6 Types of Care Facilities within Health Care Delivery System

Care Facilities within Health Care Delivery System

What is the Health Care Delivery System?

A health care delivery system or healthcare system is the organization of people, intuitions, and resources that deliver health care services to meet the health needs of target populations. There is a wide range of health systems around the world with as many histories and organizational structures as there are nations. Implicitly, nations must design and develop health systems according to their needs and resources, although common elements in virtually all the health systems are primary healthcare and public health measures.
Types of Care Facilities
Fig: Types of Care Facilities

Health care system planning is distributed among the market participants in some countries. In other, there is a concerted effort among governments, trade unions, charities, religious organizations, or other coordinating bodies to deliver planned health care services targeted to the populations they serve. Sometimes, health care planning has been explained as often evolutionary rather than revolutionary.

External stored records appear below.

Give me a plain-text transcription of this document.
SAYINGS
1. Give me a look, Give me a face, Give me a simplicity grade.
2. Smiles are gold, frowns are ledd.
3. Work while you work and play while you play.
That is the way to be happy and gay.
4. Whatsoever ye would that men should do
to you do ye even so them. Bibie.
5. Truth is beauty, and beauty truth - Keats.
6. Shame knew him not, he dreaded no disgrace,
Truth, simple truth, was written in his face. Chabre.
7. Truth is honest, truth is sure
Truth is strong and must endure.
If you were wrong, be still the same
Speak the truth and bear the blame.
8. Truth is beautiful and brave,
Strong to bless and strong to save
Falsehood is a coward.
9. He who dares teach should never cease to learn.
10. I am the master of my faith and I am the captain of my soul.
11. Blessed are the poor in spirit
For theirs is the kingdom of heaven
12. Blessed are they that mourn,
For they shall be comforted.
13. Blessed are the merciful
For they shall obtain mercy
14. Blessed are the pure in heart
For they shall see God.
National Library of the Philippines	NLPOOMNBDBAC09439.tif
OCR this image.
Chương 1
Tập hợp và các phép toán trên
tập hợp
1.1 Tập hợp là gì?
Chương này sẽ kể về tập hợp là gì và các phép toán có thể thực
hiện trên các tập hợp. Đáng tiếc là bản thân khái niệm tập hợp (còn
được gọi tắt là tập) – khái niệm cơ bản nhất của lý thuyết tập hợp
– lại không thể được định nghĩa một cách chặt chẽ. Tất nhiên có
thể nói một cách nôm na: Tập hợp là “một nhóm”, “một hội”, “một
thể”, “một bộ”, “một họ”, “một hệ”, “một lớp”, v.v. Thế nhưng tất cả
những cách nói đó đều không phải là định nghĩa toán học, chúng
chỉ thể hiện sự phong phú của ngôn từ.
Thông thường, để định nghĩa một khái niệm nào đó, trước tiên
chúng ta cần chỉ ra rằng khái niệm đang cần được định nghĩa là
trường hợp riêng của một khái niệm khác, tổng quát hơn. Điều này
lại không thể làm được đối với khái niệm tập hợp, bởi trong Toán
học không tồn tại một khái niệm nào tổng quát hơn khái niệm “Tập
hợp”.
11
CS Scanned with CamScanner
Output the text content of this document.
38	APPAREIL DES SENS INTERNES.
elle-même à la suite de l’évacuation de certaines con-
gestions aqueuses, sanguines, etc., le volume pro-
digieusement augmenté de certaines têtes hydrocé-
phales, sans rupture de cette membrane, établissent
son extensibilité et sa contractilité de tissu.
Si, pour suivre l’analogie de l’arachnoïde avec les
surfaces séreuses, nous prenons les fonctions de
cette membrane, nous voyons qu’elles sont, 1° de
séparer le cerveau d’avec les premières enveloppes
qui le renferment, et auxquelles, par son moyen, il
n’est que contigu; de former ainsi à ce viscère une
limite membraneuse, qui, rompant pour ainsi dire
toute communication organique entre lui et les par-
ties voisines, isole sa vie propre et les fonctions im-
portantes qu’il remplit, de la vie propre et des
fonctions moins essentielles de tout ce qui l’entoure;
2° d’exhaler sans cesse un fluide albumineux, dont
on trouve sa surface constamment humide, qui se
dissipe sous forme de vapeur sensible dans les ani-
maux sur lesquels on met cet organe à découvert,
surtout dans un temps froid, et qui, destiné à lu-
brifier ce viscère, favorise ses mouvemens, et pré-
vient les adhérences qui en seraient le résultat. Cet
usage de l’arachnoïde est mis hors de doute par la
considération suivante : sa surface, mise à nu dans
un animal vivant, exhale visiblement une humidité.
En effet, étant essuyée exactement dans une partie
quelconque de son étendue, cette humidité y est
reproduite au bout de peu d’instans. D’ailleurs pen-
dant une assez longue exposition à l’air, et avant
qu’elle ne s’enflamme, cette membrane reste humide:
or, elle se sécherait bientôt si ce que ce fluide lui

List of Care Facilities within Health Care Delivery System:

There are mainly six types of health care facilities within the health care delivery system. Those facilities are listed in the following:

  1. Acute care,
  2. Sub-acute care,
  3. Chronic care,
  4. Rehabilitation care,
  5. Ambulatory care (Outpatient care),
  6. Home health care.

All the above types of health care facilities have discussed below:

1. Acute Care:
It is a field of secondary health care where a patient receives active but short-term treatment for a severe injury or episode of sickness, an urgent medical condition, or during recovery from surgery. In the case of medical terms, care for acute health conditions is the opposite of long-term care or chronic care.

Acute care is provided in the patient settings such as in hospitals, clinics, emergency rooms, health centers. Acute care involves the care of the patient in an acute condition e.g. acute appendicitis, acute abdomen, perforation, high temperature, severe bleeding.

2. Sub-Acute Care:
It is a level of care needed by a patient who does not require hospital acute care but who requires more intensive skilled nursing care that is provided to the majority of patients in a skilled nursing facility. It is also provided in the patient settings. When the acute condition moderately subsides is termed a sub-acute condition.

3. Chronic Care:
Facilities have described institutions such as nursing homes, convalescent homes, some residential institutions, whose primary purpose is to care for people with chronic illness and physical impairment. Chronic care is focused on those who do not need hospitalization but who are unable to care for themselves.

4. Rehabilitation Care:
Rehabilitation aims to maintain or maximized remaining function. Another object of it is the restore individuals to their forms level of functioning. Rehabilitation is carried out in all health care settings by a variety of health care professionals with active involvement.

5. Ambulatory Care:
Most of the ambulatory care centers have diagnostic and treatment facilities providing medical, nursing, and radiological, and laboratory services. Some ambulatory care centers provide services to people who require minor surgical procedures that can be performed outside the hospital. The client returns home after surgery, often the same day. They permit the client to live at home while obtaining necessary health care and they free costly hospital beds for seriously ill clients.

6. Home Health Care:
Home care derived to persons at home who are recovering from illness are desirable or chronically or terminally ill and need various services to progress, maintain function services to manage health care needed at-home care involves the team of multidisciplinary professional including:

a. Social Worker:
The social worker advises the clients and supports persons regarding social problems such as finances, marital difficulties, and the adoption of children. Finding a more suitable living arrangement can be the responsibility of the social worker.

b. Physical Therapist:
Physical therapists treat movement dysfunctions using heat, water, exercise, massage, and electric current. The physical therapist’s function includes assessing client mobility and strength, providing therapeutic measures. Some physical therapists provide their services in hospitals.

c. Occupational Therapist:
Occupational therapists might teach a man with serve arthritis in his arms and hands how to adjust his kitchen utensils so that he can continue to cook. The occupational therapist teaches skills that are therapeutic and at the same time provide some fulfillment. Also exercises the arthritic man’s arms and hands.